Hâsılı, iman insanı insan, hattâ sultan eyler; yararlı yöne, yüce ideallere ve erdemlere yöneltir. Bu ise hem fert, hem de cemiyet için aranan, özlenen bir husustur.

O halde toplumca imana değer vermeli, saygı göstermeli; inanç ve mâneviyat tohumlarını ta çocukluk çağında gönüllere ekmeli ve geliştirmeli, korumalıyız. Bu yoldaki eğitim, bilgi yığınından, kuru ilimden, maddî san'at ve hünerlerden çok önce gelir ve öne alınmalıdır. Çünkü inançsız ilim ve hüner şerre alet olur; boş gurura, suiistimale yönelir, insanlığa fayda sağlayamaz. Şair:

İlm kesbiyle pâye-i rif'at ârzû-yı muhal imiş ancak

Aşk imiş her ne var âlemde İlm bir kıyl u kaal imiş ancak

derken bu ince noktaya işaret etmiş olmaktadır.

Ciddî incelemelere göre, modern ileri devletler de millî eğitimlerinde, mâneviyata ağırlık ve öncelik vermekte ve bu konudaki ihmalin, toplumları yıkıma götürdüğünü; uyumsuz, problemli, suça ve anarşiye meyyal tipler doğurduğunu, kesinlikle belirtmektedirler.
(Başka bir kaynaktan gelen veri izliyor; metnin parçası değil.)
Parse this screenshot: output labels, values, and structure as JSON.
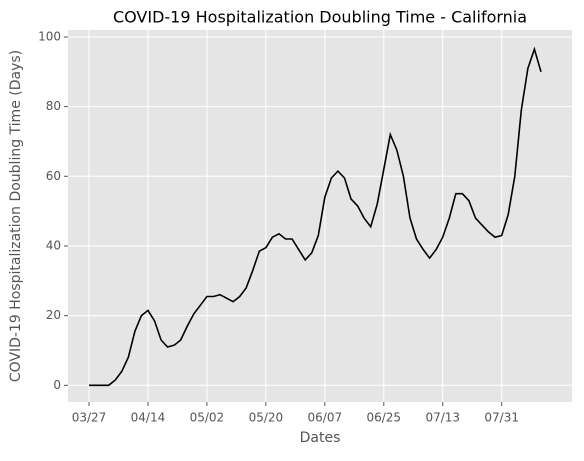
{
  "chart_data": {
    "type": "line",
    "title": "COVID-19 Hospitalization Doubling Time - California",
    "x_label": "Dates",
    "y_label": "COVID-19 Hospitalization Doubling Time (Days)",
    "categories": [
      "03/27",
      "03/29",
      "03/31",
      "04/02",
      "04/04",
      "04/06",
      "04/08",
      "04/10",
      "04/12",
      "04/14",
      "04/16",
      "04/18",
      "04/20",
      "04/22",
      "04/24",
      "04/26",
      "04/28",
      "04/30",
      "05/02",
      "05/04",
      "05/06",
      "05/08",
      "05/10",
      "05/12",
      "05/14",
      "05/16",
      "05/18",
      "05/20",
      "05/22",
      "05/24",
      "05/26",
      "05/28",
      "05/30",
      "06/01",
      "06/03",
      "06/05",
      "06/07",
      "06/09",
      "06/11",
      "06/13",
      "06/15",
      "06/17",
      "06/19",
      "06/21",
      "06/23",
      "06/25",
      "06/27",
      "06/29",
      "07/01",
      "07/03",
      "07/05",
      "07/07",
      "07/09",
      "07/11",
      "07/13",
      "07/15",
      "07/17",
      "07/19",
      "07/21",
      "07/23",
      "07/25",
      "07/27",
      "07/29",
      "07/31",
      "08/02",
      "08/04",
      "08/06",
      "08/08",
      "08/10",
      "08/12"
    ],
    "series": [
      {
        "name": "Doubling Time",
        "color": "#000000",
        "values": [
          0,
          0,
          0,
          0,
          1.5,
          4,
          8,
          15.5,
          20,
          21.5,
          18.5,
          13,
          11,
          11.5,
          13,
          17,
          20.5,
          23,
          25.5,
          25.5,
          26,
          25,
          24,
          25.5,
          28,
          33,
          38.5,
          39.5,
          42.5,
          43.5,
          42,
          42,
          39,
          36,
          38,
          43,
          54,
          59.5,
          61.5,
          59.5,
          53.5,
          51.5,
          48,
          45.5,
          52,
          62,
          72,
          67.5,
          60,
          48,
          42,
          39,
          36.5,
          39,
          42.5,
          48,
          55,
          55,
          53,
          48,
          46,
          44,
          42.5,
          43,
          49,
          60,
          79,
          91,
          96.5,
          90
        ]
      }
    ],
    "xticks": [
      "03/27",
      "04/14",
      "05/02",
      "05/20",
      "06/07",
      "06/25",
      "07/13",
      "07/31"
    ],
    "ylim": [
      -4.8,
      102
    ],
    "yticks": [
      0,
      20,
      40,
      60,
      80,
      100
    ],
    "grid": true
  }
}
Dinî duygunun güçlenmesinden, inançlıların artmasından endişelenmek yersizdir. Bu endişe, yüzyıllarca önümüzde eğilmiş olan dış düşmanların, ardniyetle ortaya saçtığı bir kuruntudur. Çünkü onlar, milletimizin, yüce dinimizden büyük güç aldığını bizden daha iyi biliyorlar.
Milletimiz, dindarlıktan her zaman fayda görmüştür; tarihteki parlak zaferlerimiz yetiştirdiğimiz ve övündüğümüz saygıdeğer kişiler, Alpaslanlar, Yunuslar, Fatihler ve sayısız Türk-İslâm büyüğü bu gerçeğin tanıklarıdır.

Şu da var ki, doğru ve gerçek inanç fertlerden esirgenirse yeri boş kalmaz; ya hurafeler, ya da gayrı millî düşünce sistemleri tarafından doldurulur. Toplum, kibir, kin kıskançlık, zulüm, intikam ve haksızlıklarla yıpranır. Çağımızın bunalımları çoklukla, toplum yöneticileri bu gerçeği göremedikleri veya isabetli tedbirleri zamanında yürürlüğe koyamadıkları için ortaya çıkmıştır.

O halde toplum olarak vakit geçirmeden mâneviyatı güçlendirecek tedbirleri almaya girişmeliyiz.

O halde, ey daha önce yaşam uğraşı yüzünden ruhunun ihtiyaçlarını ihmal etmiş olan okuyucu sen de bu konuya gerektiği gibi eğil, ele geçen fırsatı değerlendir; yüce Rabbına, mânevî değerlerine ve gerçek mutluluk yoluna dön! Ne durumda olursan ol, çünkü Tanrı'nın engin rahmeti karşısında umut suzluğa yer yoktur.

İçsen bu sudan bir daha dostum, susamazsın,

Bir hal gelir ağlayamazsın, susamazsın.